Website ownership records also confirmed that CASI Training and Meanwood share a landline number, and CIPC records show that they share a business address. Website ownership records also confirmed that a third company, Pacecomm, was registered to Meanwood.

All aboard

Meanwood's management denied any impropriety, and insist that it is conducting business above board and according to established practices in the training industry.

Sikota, speaking on behalf of both Meanwood and CASI Training, relied heavily on a clause contained in the registration forms which prohibits the refund of registration fees.
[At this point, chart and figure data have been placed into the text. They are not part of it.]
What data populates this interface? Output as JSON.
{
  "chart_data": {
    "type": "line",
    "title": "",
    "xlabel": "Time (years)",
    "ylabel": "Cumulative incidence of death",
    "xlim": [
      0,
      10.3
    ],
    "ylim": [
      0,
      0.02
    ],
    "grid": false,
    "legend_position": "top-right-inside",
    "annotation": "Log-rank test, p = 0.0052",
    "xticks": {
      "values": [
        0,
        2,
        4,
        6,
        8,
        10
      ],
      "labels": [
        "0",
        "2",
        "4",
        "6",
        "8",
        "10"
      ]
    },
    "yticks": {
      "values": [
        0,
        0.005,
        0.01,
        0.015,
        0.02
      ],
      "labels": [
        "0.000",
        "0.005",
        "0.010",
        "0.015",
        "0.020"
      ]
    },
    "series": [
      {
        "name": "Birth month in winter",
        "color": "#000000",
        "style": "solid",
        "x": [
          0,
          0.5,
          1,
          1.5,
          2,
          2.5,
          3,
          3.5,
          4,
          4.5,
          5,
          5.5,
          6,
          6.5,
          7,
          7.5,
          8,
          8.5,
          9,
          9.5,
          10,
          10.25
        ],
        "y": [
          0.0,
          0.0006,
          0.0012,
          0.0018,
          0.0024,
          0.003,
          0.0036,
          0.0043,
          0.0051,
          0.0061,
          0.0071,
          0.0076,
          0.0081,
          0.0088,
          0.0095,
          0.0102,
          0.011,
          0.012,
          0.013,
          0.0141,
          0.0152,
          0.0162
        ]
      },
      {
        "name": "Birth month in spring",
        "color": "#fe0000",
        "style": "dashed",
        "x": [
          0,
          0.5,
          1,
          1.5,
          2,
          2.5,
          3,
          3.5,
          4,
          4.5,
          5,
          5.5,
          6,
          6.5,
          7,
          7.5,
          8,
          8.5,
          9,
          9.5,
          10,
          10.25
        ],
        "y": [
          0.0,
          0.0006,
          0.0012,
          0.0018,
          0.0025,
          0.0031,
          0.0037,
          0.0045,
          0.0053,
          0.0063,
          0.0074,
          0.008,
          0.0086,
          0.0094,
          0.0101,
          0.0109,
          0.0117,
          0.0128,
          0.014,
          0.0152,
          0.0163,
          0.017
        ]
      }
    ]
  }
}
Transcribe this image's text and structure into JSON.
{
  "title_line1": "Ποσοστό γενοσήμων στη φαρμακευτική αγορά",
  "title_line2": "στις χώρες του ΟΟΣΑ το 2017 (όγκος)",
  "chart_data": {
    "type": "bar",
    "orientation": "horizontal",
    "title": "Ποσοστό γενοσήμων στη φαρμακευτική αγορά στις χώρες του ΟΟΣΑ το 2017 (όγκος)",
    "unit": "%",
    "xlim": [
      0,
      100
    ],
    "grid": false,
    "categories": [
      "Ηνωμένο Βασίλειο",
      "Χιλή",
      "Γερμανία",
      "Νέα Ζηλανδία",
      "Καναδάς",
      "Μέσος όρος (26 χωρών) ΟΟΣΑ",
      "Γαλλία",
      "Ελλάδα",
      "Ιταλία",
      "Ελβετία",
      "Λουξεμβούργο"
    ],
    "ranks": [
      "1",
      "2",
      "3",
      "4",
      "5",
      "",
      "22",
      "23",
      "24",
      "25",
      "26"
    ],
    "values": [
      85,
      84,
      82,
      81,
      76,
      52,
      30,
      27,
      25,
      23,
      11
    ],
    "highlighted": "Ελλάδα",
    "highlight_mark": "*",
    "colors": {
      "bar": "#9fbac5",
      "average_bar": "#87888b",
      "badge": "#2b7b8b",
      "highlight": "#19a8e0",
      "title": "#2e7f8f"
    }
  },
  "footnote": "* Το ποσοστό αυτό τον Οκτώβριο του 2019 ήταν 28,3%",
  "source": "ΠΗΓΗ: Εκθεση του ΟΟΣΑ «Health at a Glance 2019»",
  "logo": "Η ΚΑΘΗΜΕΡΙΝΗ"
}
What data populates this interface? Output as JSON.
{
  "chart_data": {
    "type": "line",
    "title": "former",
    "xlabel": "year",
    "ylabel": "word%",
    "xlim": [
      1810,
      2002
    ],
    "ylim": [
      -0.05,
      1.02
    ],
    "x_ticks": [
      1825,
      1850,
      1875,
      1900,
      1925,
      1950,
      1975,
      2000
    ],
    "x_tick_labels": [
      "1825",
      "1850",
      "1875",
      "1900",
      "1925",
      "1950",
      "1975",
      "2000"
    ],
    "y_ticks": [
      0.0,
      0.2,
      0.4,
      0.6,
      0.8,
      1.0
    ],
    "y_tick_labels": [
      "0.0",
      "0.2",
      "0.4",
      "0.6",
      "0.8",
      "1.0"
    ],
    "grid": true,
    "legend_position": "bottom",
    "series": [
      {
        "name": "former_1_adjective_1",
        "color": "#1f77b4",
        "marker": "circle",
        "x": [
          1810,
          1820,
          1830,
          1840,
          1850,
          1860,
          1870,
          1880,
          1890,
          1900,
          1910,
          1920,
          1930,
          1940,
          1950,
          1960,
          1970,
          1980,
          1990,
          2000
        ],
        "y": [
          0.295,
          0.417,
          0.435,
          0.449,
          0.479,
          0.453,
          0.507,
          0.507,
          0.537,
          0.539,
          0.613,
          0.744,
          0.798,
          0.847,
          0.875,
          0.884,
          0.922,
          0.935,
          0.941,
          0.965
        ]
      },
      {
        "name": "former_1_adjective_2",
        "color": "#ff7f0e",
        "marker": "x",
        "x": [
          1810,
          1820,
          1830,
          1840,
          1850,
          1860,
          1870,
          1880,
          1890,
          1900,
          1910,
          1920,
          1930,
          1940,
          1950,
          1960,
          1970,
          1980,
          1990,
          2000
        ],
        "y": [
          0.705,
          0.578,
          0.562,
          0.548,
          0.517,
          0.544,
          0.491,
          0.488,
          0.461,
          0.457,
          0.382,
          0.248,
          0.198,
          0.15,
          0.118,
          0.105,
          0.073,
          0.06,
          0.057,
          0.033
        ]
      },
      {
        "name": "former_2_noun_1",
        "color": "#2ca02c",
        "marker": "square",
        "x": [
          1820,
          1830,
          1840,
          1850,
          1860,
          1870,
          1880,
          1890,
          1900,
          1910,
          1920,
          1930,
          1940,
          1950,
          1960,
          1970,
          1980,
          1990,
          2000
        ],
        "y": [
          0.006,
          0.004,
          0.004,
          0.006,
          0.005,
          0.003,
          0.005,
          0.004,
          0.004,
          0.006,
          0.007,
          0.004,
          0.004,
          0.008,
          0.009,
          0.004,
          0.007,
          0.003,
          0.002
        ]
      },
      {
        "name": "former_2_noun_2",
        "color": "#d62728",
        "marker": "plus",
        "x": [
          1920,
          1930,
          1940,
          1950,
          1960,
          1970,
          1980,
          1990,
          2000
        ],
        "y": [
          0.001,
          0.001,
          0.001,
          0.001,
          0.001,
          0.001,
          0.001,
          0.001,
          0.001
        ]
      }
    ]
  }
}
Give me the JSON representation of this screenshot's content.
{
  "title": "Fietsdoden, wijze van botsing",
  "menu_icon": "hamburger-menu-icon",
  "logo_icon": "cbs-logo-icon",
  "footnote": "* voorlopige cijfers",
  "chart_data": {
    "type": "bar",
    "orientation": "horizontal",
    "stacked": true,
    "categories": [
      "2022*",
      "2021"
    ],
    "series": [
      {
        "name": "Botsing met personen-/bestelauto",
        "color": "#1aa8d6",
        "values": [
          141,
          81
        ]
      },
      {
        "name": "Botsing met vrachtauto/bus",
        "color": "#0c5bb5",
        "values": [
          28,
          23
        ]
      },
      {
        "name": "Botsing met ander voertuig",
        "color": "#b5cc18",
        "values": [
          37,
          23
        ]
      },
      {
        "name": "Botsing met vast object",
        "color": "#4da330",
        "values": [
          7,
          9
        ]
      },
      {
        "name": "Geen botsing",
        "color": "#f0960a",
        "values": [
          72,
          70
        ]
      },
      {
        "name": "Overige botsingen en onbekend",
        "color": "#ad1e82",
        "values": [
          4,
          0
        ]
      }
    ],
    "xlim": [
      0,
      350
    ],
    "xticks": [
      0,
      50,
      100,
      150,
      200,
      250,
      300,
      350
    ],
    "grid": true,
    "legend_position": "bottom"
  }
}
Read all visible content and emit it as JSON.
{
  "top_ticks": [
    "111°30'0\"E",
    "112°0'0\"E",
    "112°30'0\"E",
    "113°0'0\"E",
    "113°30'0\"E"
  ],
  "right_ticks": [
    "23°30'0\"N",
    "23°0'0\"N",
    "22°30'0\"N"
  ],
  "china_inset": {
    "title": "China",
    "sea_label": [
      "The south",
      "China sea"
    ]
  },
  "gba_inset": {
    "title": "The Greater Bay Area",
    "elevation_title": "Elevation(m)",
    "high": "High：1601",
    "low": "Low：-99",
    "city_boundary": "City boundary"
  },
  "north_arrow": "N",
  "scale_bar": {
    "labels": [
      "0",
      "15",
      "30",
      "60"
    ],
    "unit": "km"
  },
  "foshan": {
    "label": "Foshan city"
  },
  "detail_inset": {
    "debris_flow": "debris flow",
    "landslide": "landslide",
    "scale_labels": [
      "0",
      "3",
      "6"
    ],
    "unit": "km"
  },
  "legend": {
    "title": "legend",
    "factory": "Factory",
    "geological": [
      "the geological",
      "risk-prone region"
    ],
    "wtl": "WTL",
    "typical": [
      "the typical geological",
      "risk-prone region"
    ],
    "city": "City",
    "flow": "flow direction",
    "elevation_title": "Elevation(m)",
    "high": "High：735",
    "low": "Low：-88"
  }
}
Once the R8 000 registration fee has been paid, not even several postponements are enough to trigger a refund. 

Meanwood maintains that registrants must attend a course, either personally or by proxy, or alternatively forfeit their registration fees.

But this did not explain how Meanwood could advertise speakers who deny their attendance. When pushed for answers on this, Sikota claimed that the speakers gave their verbal agreement to attend.

On Wednesday morning, after Meanwood responded to News24's enquiries, the course was again circulated to prospective attendees. The course advert still used the speakers that denied their attendance.

Meanwood told News24 late on Wednesday evening that the attendees have now been informed that the event has been postponed. Their website was also updated after News24 sent questions to Meanwood. The Water Leak Detection conference is now being advertised for an unspecified date. It remains unclear when the 25 delegates, who have already registered and paid, will be able to attend the conference.

Sikota diverted questions about the structure of the course content, the attendance of speakers and the number of people that signed up for the course to an external consultant, Mr Spinola Dube.

Dube, a consultant working for Meanwood, CASI Training and Pacecomm, is listed as the research director on several of the brochures and registration forms circulated. Many of the speakers that News24 spoke to also confirmed that he was their contact person at Meanwood.

Dube was sent detailed questions about the structure of the courses and the nature of the conferences he organised. 

Despite several follow-ups and undertakings provided by the management of Meanwood, Dube failed to respond to detailed questions posed to him. These included whether he plagiarised the course content and whether he confirmed speakers' attendance before taking money from prospective registrants.